The national effort, spearheaded by a dedicated committee, is regarded as one of the earliest pan-Asian American movements for justice — and reminds the community of its strength in unity.
A rough start in life: Lee, the son of Korean mother and an American soldier, had a difficult life growing up.
- Born in Seoul in 1952, Lee immigrated to San Francisco with his mother in 1964 when he was almost 10-years-old.

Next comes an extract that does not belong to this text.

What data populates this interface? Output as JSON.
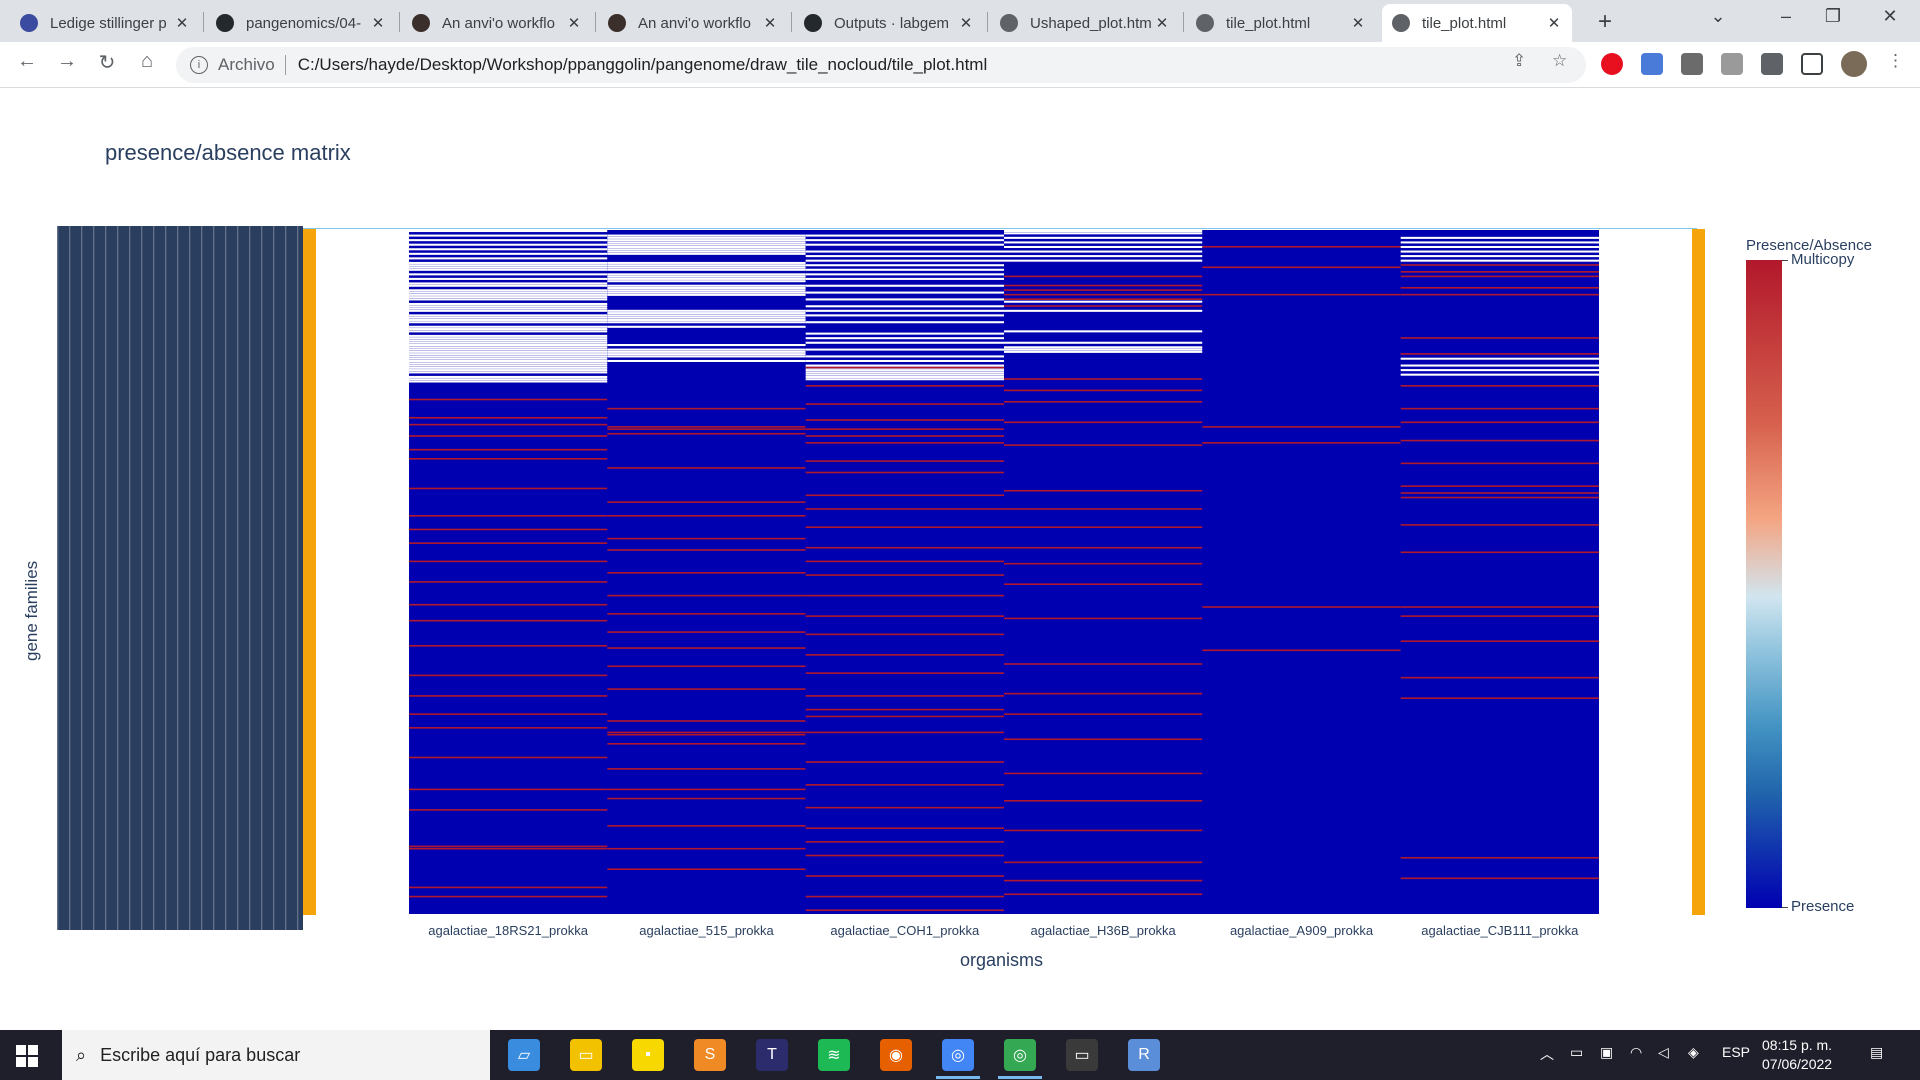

However, he reportedly proved too much for her to handle, so he ended up in a series of foster homes.
- In 1965, the city public school system and juvenile authorities determined that he was mentally disturbed and placed him in hospitals.
- The following year, he escaped a foster home but was picked up by the California Youth Authority (now California Division of Juvenile Justice).

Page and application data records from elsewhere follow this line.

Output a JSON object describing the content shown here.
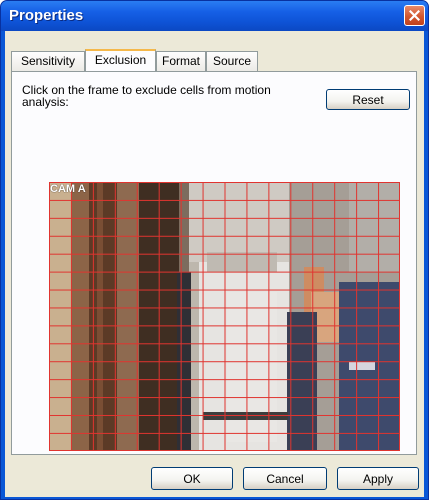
{
  "window": {
    "title": "Properties"
  },
  "tabs": [
    {
      "label": "Sensitivity",
      "active": false
    },
    {
      "label": "Exclusion",
      "active": true
    },
    {
      "label": "Format",
      "active": false
    },
    {
      "label": "Source",
      "active": false
    }
  ],
  "exclusion": {
    "instruction": "Click on the frame to exclude cells from motion analysis:",
    "reset_label": "Reset",
    "camera_label": "CAM A",
    "grid_columns": 16,
    "grid_rows": 15
  },
  "footer": {
    "ok_label": "OK",
    "cancel_label": "Cancel",
    "apply_label": "Apply"
  },
  "colors": {
    "grid_line": "#e0342f",
    "title_bar": "#0a57d6",
    "dialog_bg": "#ece9d8"
  }
}
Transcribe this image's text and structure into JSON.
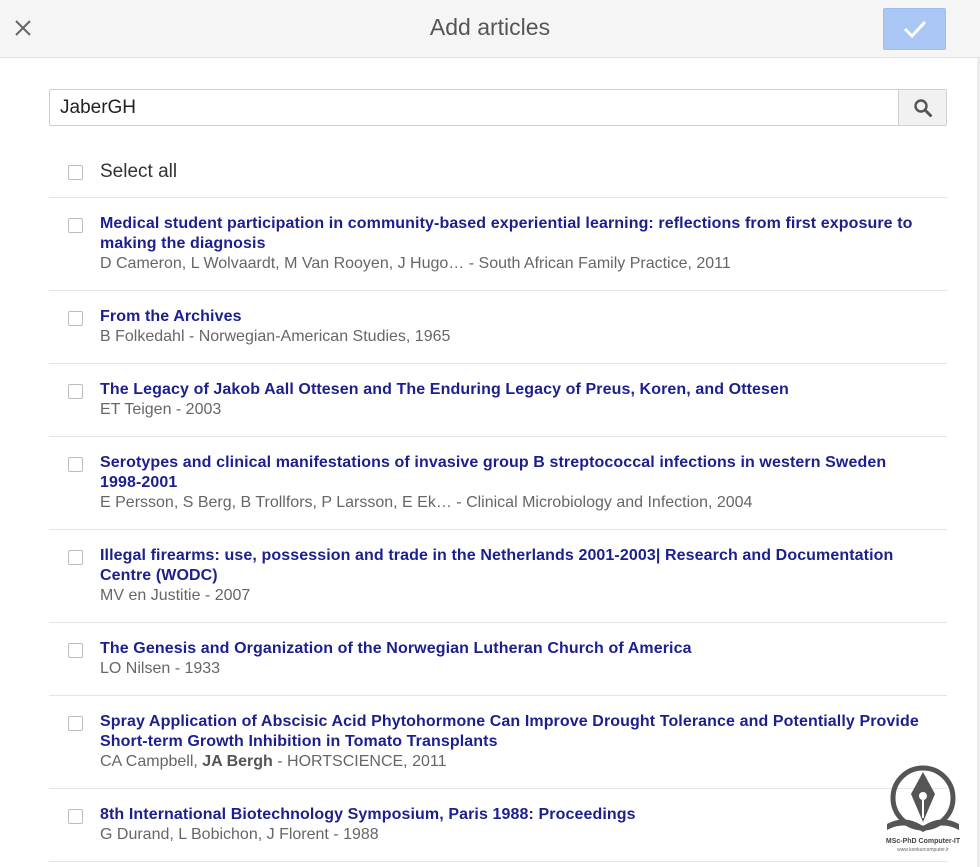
{
  "header": {
    "title": "Add articles"
  },
  "search": {
    "value": "JaberGH"
  },
  "select_all": {
    "label": "Select all"
  },
  "articles": [
    {
      "title": "Medical student participation in community-based experiential learning: reflections from first exposure to making the diagnosis",
      "meta": "D Cameron, L Wolvaardt, M Van Rooyen, J Hugo… - South African Family Practice, 2011"
    },
    {
      "title": "From the Archives",
      "meta": "B Folkedahl - Norwegian-American Studies, 1965"
    },
    {
      "title": "The Legacy of Jakob Aall Ottesen and The Enduring Legacy of Preus, Koren, and Ottesen",
      "meta": "ET Teigen - 2003"
    },
    {
      "title": "Serotypes and clinical manifestations of invasive group B streptococcal infections in western Sweden 1998-2001",
      "meta": "E Persson, S Berg, B Trollfors, P Larsson, E Ek… - Clinical Microbiology and Infection, 2004"
    },
    {
      "title": "Illegal firearms: use, possession and trade in the Netherlands 2001-2003| Research and Documentation Centre (WODC)",
      "meta": "MV en Justitie - 2007"
    },
    {
      "title": "The Genesis and Organization of the Norwegian Lutheran Church of America",
      "meta": "LO Nilsen - 1933"
    },
    {
      "title": "Spray Application of Abscisic Acid Phytohormone Can Improve Drought Tolerance and Potentially Provide Short-term Growth Inhibition in Tomato Transplants",
      "meta_before": "CA Campbell, ",
      "meta_bold": "JA Bergh",
      "meta_after": " - HORTSCIENCE, 2011"
    },
    {
      "title": "8th International Biotechnology Symposium, Paris 1988: Proceedings",
      "meta": "G Durand, L Bobichon, J Florent - 1988"
    }
  ],
  "watermark": {
    "line1": "MSc-PhD Computer-IT",
    "line2": "www.konkurcomputer.ir"
  }
}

- Lee then served a 13-month sentence under the CYA. This detention, as well as his previous hospitalizations, effectively limited his American education.
Wrongfully accused: In 1973, an innocent Lee was arrested for the murder of Yip Yee Tak, a leader of the Chinese American gang Wah Ching, which operated in San Francisco’s Chinatown.
- Tak was shot to death on June 3, 1973, amid a gang war between Wah Ching and Chung Ching Yee (also known as the Joe Boys), another Chinese American gang.
- Lee was taken into custody four days later.
- Based on the accounts of only three white witnesses, Lee was convicted on June 19, 1974.
- He was sentenced to life imprisonment and sent to Deuel Vocational Institute in Tracy.
- Lee’s case became more complicated after he killed Morrison Needham, a neo-Nazi inmate, in a prison yard altercation. Lee, who claimed self-defense, was charged with murder with special circumstances and sentenced to death in March 22, 1979.
Coming together: As Lee spent his days behind bars, a pan-Asian effort known as the Chol Soo Lee Defense Committee formed to work toward his release.
- In June 1977, Kyung Won Lee, an investigative journalist from the Sacramento Union, embarked on a six-month journey into the Chinatown murder case. He published articles that questioned the life sentence verdict in January 1978.
- Kyung Won Lee’s ongoing investigation prompted the formation of the Committee. It was led by then law school graduate Jay Yoo and Davis school teacher Grace Kim in Sacramento; third-generation Japanese American college student Ranko Yamada and third-generation Korean Americans Gail Whang and Brenda Paik Sunoo in the San Francisco Bay Area.
- In May 1982, the Committee raised $100,000 to support Lee in the retrial of his first case. That retrial took place in August and he was acquitted the following month.
- In January 1983, California’s 3rd District Court of Appeal nullified Lee’s death sentence for his second case. Prosecution attempted a retrial, but Lee’s lawyers were able to plea bargain, leading to his release in August of that year.
- In an interview with Richard S. Kim, the journalist acknowledged Yamada as responsible for growing his support to a pan-Asian national coalition. “She drew other Asians into the movement when the Korean community was starting to build support for me,” he said.
In 1991, Lee and a friend were hired to burn down a house of a syndicate leader — a botched plan that left him with third-degree burns on 90% of his body. He pleaded guilty to the arson and was sentenced to three years probation.
Lee spent the rest of his life working as a union organizer and an advocate for Asian Americans. He died on Dec. 2, 2014 in San Francisco.